For the one deal he agreed on, for YourGuy, a last-mile delivery platform, he spent two months speaking to the founders and a few select team members he wanted to bring aboard. The time was spent judging not just their numbers, but also how they would fit into LogiNext and the kind of goals they had set themselves. In LogiNext’s case, the temptation was also to get talent, for cheap. This doesn’t mean that they were poorly compensated but that a three-year-old venture, which was sipping on its funds, could attract top technical talent and not burn cash to pay them. “We got access to top-tier talent willing to be primarily compensated in stock,” says Sanghvi. “That would be almost impossible to find in the market.” Then he repeated the process with another undisclosed Bengaluru-based tech platform: it was acquihired in late 2016. In a fast-consolidating startup market, GirnarSoft (which owns, among others, the CarDekho brand) is snapping up companies.
While some are traditional takeovers, it more recently acquihired Drishya 360s, a virtual and augmented reality venture, and Valueserve Consulting, a boutique consultancy. “These entrepreneurs are a key driver to our long-term plans to change how people buy and sell automobiles,” says Anurag Jain, cofounder, GirnarSoft. Such deals help GirnarSoft think ahead of the rivals — it lets the company measure better who is using the site/ app, and predict with greater confidence who will buy a car and when. It also allows the firm to personalise content for users, Jain adds. In the case of Drishya, the technology is futuristic, letting GirnarSoft consider new ways (virtual and augmented reality) of showing what is for sale.
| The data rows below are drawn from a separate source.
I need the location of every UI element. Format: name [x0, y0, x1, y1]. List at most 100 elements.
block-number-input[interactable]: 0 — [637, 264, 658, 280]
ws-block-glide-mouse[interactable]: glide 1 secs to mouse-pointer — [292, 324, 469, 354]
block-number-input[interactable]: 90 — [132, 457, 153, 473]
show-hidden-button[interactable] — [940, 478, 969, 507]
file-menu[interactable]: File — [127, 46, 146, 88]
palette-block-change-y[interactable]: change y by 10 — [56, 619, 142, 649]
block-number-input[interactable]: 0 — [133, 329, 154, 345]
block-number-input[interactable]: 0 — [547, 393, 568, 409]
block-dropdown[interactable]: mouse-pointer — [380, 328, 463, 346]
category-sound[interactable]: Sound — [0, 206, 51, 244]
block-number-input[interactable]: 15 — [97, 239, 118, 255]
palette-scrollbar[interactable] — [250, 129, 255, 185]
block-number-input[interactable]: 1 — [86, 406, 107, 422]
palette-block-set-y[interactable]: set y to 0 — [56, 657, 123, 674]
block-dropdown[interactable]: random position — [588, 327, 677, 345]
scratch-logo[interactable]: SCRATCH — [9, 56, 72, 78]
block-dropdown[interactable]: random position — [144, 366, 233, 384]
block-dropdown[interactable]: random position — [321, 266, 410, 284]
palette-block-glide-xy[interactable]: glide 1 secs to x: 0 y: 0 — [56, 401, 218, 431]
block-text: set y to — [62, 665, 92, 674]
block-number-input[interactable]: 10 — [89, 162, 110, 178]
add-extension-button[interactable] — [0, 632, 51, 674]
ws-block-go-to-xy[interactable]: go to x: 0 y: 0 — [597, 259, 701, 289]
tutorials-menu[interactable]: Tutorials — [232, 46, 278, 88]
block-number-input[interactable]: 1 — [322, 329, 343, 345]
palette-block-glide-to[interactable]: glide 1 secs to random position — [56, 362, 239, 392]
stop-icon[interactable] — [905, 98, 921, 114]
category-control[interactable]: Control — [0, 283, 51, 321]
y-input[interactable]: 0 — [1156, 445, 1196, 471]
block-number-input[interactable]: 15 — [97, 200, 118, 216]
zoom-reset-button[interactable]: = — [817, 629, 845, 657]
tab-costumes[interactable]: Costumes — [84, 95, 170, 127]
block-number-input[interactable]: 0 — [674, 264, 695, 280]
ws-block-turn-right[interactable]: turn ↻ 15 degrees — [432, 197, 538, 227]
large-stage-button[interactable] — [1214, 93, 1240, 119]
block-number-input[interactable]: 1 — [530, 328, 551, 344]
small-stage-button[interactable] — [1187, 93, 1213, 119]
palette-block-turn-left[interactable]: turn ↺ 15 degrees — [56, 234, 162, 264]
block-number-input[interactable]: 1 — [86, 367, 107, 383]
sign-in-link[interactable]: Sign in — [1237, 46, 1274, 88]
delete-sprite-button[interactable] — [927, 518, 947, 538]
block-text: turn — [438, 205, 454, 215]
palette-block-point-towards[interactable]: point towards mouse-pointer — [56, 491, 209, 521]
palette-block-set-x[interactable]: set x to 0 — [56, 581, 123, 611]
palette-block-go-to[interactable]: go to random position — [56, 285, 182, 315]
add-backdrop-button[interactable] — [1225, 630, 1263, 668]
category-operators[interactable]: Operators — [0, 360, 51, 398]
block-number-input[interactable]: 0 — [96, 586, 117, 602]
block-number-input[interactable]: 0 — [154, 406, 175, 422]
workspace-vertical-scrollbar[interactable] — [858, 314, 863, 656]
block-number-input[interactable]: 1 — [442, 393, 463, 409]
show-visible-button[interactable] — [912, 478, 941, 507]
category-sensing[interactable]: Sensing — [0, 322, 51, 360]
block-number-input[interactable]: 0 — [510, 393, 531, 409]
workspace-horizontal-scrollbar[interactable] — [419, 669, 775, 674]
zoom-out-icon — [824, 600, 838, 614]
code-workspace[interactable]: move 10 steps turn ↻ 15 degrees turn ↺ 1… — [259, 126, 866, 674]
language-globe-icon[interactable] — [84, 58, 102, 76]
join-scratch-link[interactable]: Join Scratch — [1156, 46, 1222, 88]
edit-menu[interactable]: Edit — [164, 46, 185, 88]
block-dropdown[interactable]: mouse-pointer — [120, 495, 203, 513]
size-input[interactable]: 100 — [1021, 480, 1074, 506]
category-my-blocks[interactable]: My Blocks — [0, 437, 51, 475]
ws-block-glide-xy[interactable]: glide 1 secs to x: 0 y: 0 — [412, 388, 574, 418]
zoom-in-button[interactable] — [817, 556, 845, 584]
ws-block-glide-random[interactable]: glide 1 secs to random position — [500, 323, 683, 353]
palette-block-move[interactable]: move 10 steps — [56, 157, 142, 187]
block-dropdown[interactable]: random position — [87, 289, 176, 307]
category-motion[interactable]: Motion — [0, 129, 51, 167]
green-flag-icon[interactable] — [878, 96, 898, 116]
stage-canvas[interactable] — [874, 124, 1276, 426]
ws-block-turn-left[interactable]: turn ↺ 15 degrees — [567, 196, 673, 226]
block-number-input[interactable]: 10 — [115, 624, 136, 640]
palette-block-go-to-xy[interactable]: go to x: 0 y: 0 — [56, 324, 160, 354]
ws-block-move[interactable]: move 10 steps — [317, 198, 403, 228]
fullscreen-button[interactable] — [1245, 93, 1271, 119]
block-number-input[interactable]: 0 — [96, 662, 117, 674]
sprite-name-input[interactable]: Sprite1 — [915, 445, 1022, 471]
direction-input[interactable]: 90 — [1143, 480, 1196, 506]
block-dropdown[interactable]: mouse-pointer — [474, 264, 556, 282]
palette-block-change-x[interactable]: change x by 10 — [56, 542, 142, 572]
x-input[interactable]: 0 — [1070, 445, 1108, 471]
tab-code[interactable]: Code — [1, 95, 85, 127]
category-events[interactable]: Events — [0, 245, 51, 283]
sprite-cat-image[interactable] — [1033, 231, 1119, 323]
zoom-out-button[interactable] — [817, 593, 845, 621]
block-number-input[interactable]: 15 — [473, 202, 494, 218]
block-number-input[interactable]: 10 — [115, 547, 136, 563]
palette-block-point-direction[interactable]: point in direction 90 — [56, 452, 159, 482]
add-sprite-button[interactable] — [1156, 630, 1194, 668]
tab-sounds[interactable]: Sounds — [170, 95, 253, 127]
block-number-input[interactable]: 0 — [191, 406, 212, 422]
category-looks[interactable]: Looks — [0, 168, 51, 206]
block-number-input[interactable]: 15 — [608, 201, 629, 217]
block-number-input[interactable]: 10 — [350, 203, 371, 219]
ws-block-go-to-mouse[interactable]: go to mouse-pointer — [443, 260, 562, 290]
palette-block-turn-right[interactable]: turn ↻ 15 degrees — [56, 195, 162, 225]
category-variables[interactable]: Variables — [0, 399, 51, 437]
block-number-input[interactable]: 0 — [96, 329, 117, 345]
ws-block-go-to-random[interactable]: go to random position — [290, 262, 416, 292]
An acquihire can also handsomely benefit the company that is being acquired. In March 2016, Ritu Srivastava, cofounder of Obino, a fitness and wellness venture, met the founders of Fitard, a fitness gamification company, to discuss plans to be a rewards partner. That conversation, initiated by a common investor, quickly pivoted to an acquihire as Fitard’s founders discovered by August-September that it was better to be part of a larger team. The duo found themselves playing new — and pivotal — roles at Obino. “The levels of motivation these entrepreneurs have and the minimal supervision they need are key reasons to use this strategy,” says Srivastava.
For a startup in a hurry, it helps that it doesn’t have to supervise top management. In the case of Obino, Srivastava is steering the company’s fortunes beyond its initial focus on weight loss into five or six new areas. For one, it has built a strong premium subscription fitness business as its core offering and is now adding layers to this, like lead generation for insurance and health companies, an outsourced dietician provider for small hospitals, a white label product to be installed in a million Intex handsets. It also plans to build a custom news feed and be an affiliate marketer for brands. “Entrepreneurs need to be handled differently,” says Srivastava. “They thrive on being needed… they need to feel that their presence makes a difference.”